Aziz assumiu a relatoria na sexta-feira (21), mesmo dia em que o presidente do Senado, Davi Alcolumbre (União-AP), encaminhou a proposta ao colegiado. O conteúdo do parecer ainda não foi divulgado.
A leitura está prevista para ocorrer durante a semana de esforço concentrado do Senado, quando os parlamentares devem retomar as votações presenciais em Brasília.
PEC estava parada no Senado
A proposta permaneceu cerca de três meses sem avançar no Senado. Na Câmara dos Deputados, o texto foi aprovado em 27 de maio e encaminhado ao Senado no dia seguinte.
Em julho, os senadores realizaram uma sessão temática para discutir os possíveis impactos econômicos e sociais da mudança, com participação de representantes dos trabalhadores, do governo e do setor produtivo.
A tramitação ganhou novo ritmo após a escolha de Omar Aziz para a relatoria e ocorre no início da campanha eleitoral, período em que o tema também passou a ocupar espaço na agenda política.
Proposta reduz jornada e amplia descanso
A versão aprovada pela Câmara reduz a jornada máxima semanal de 44 para 40 horas e estabelece uma organização de cinco dias de trabalho e dois dias de descanso remunerado, sem redução salarial.
O texto também prevê um período de transição para a implementação das novas regras.
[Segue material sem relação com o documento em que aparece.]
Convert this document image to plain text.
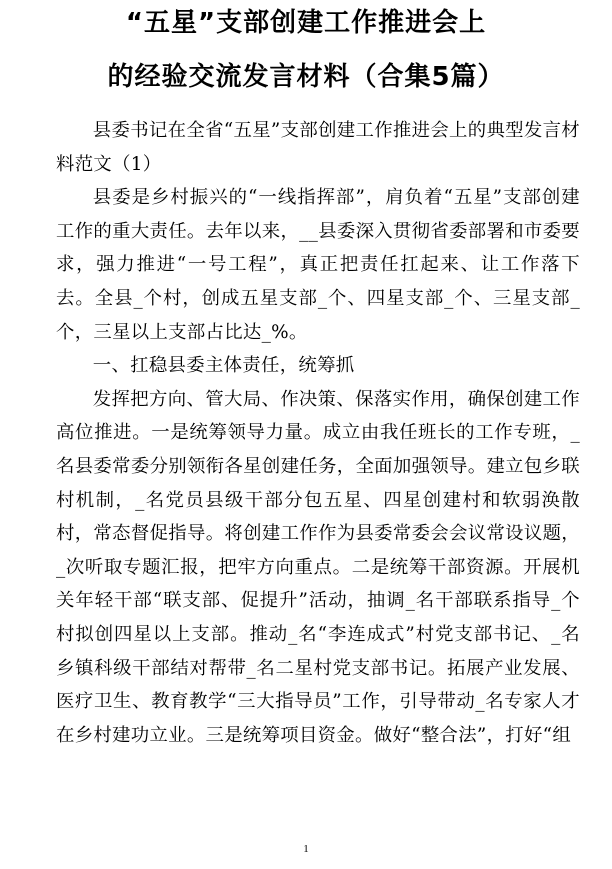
“五星”支部创建工作推进会上
的经验交流发言材料（合集5篇）

县委书记在全省“五星”支部创建工作推进会上的典型发言材料范文（1）

县委是乡村振兴的“一线指挥部”，肩负着“五星”支部创建工作的重大责任。去年以来，__县委深入贯彻省委部署和市委要求，强力推进“一号工程”，真正把责任扛起来、让工作落下去。全县_个村，创成五星支部_个、四星支部_个、三星支部_个，三星以上支部占比达_%。

一、扛稳县委主体责任，统筹抓

发挥把方向、管大局、作决策、保落实作用，确保创建工作高位推进。一是统筹领导力量。成立由我任班长的工作专班，_名县委常委分别领衔各星创建任务，全面加强领导。建立包乡联村机制，_名党员县级干部分包五星、四星创建村和软弱涣散村，常态督促指导。将创建工作作为县委常委会会议常设议题，_次听取专题汇报，把牢方向重点。二是统筹干部资源。开展机关年轻干部“联支部、促提升”活动，抽调_名干部联系指导_个村拟创四星以上支部。推动_名“李连成式”村党支部书记、_名乡镇科级干部结对帮带_名二星村党支部书记。拓展产业发展、医疗卫生、教育教学“三大指导员”工作，引导带动_名专家人才在乡村建功立业。三是统筹项目资金。做好“整合法”，打好“组

1
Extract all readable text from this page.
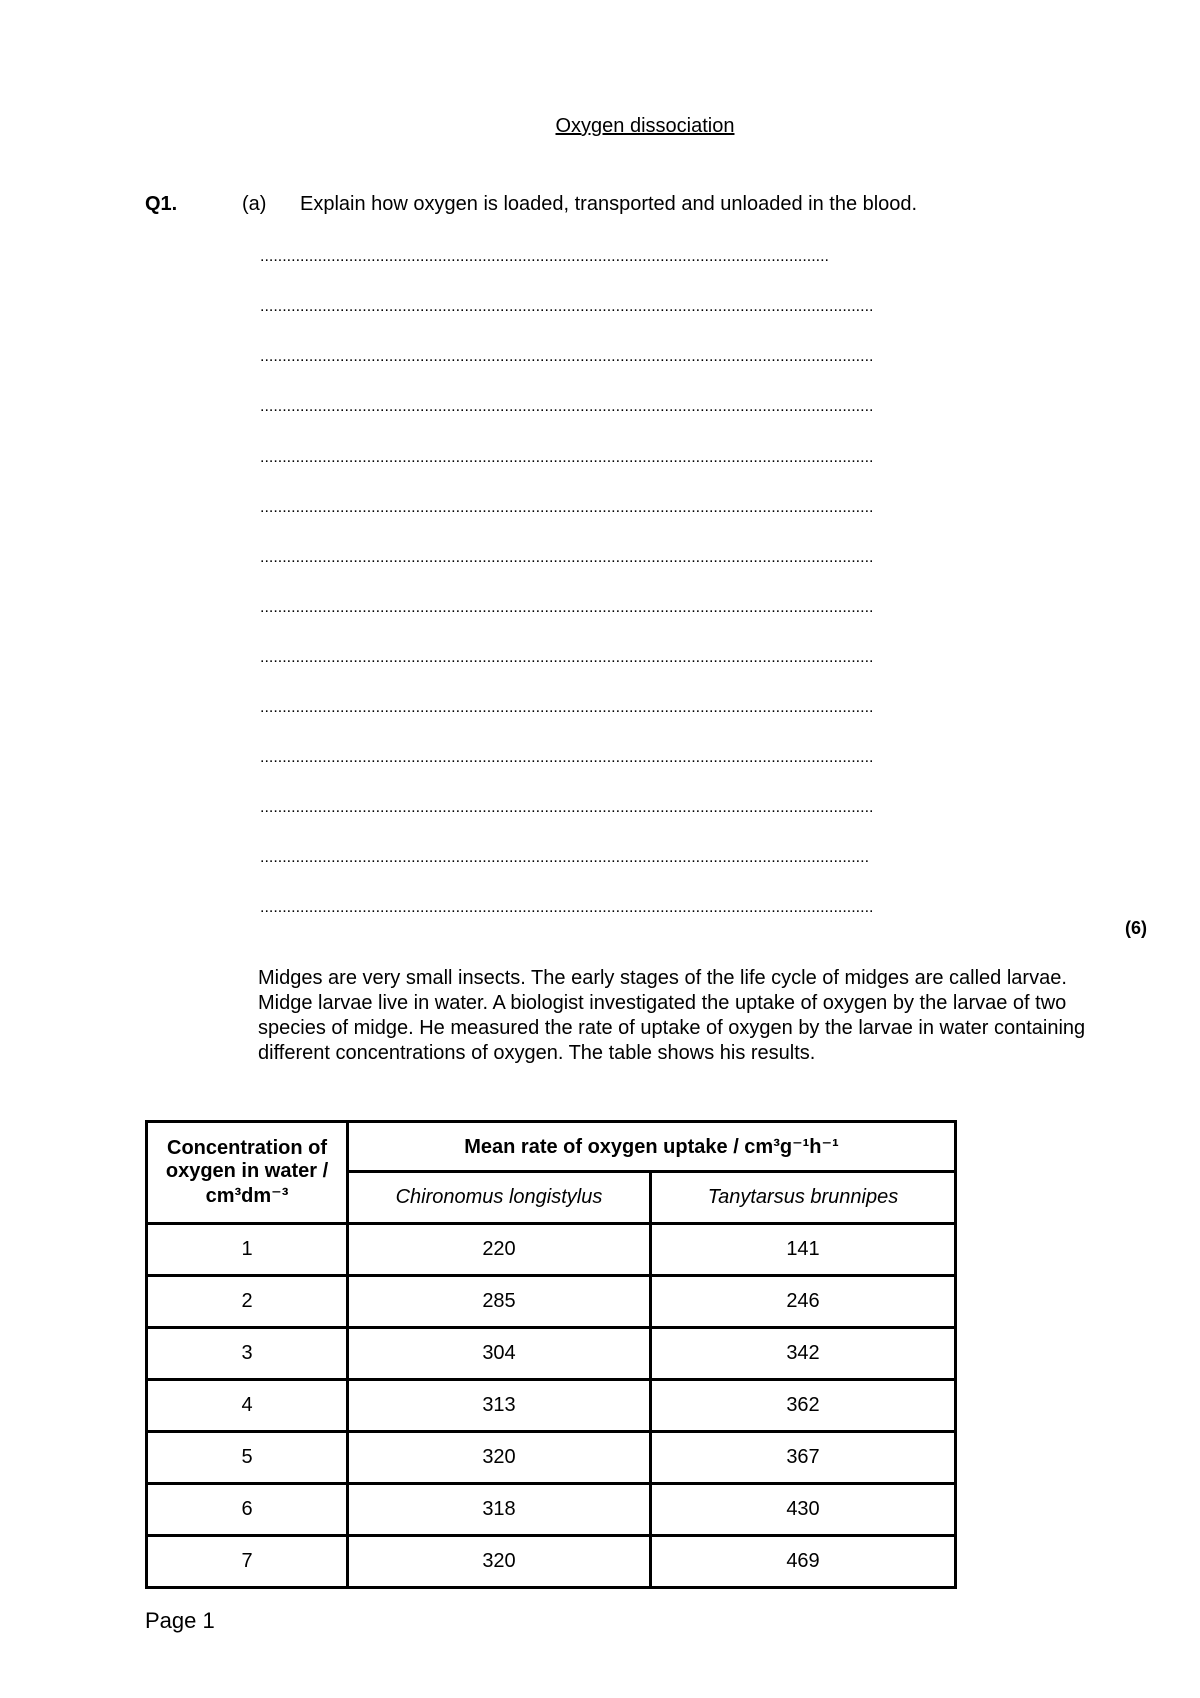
Oxygen dissociation
Q1.	(a) Explain how oxygen is loaded, transported and unloaded in the blood.
................................................................................................................................
..........................................................................................................................................
..........................................................................................................................................
..........................................................................................................................................
..........................................................................................................................................
..........................................................................................................................................
..........................................................................................................................................
..........................................................................................................................................
..........................................................................................................................................
..........................................................................................................................................
..........................................................................................................................................
..........................................................................................................................................
.........................................................................................................................................
..........................................................................................................................................
(6)
Midges are very small insects. The early stages of the life cycle of midges are called larvae. Midge larvae live in water. A biologist investigated the uptake of oxygen by the larvae of two species of midge. He measured the rate of uptake of oxygen by the larvae in water containing different concentrations of oxygen. The table shows his results.
Concentration of oxygen in water / cm³dm⁻³	Mean rate of oxygen uptake / cm³g⁻¹h⁻¹	
	Chironomus longistylus	Tanytarsus brunnipes
1	220	141
2	285	246
3	304	342
4	313	362
5	320	367
6	318	430
7	320	469
Page 1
Depois da análise na CCJ, a PEC ainda precisará ser votada pelo plenário do Senado. Por se tratar de uma mudança constitucional, são necessários 49 votos favoráveis em dois turnos.
Caso os senadores alterem o conteúdo aprovado pela Câmara, a proposta terá de retornar aos deputados. Se o texto for mantido integralmente, poderá seguir para promulgação.
Tema é uma das bandeiras de Lula
O fim da escala 6×1 foi incluído pelo presidente Luiz Inácio Lula da Silva (PT) entre as prioridades de seu governo para 2026 e passou a ter destaque na campanha pela reeleição.
Em maio, o governo destinou R$ 80 milhões para uma campanha publicitária sobre o tema. Lula também tem defendido a mudança em eventos públicos e pedido apoio a candidatos aliados no Congresso para aprovar a proposta.
A medida, porém, enfrenta questionamentos de representantes do setor produtivo. Empresários e especialistas citados no material defendem estudos sobre os efeitos da redução da jornada sobre produtividade, emprego e custos das empresas, além de apontarem que o Brasil já enfrenta dificuldades para encontrar mão de obra em alguns setores.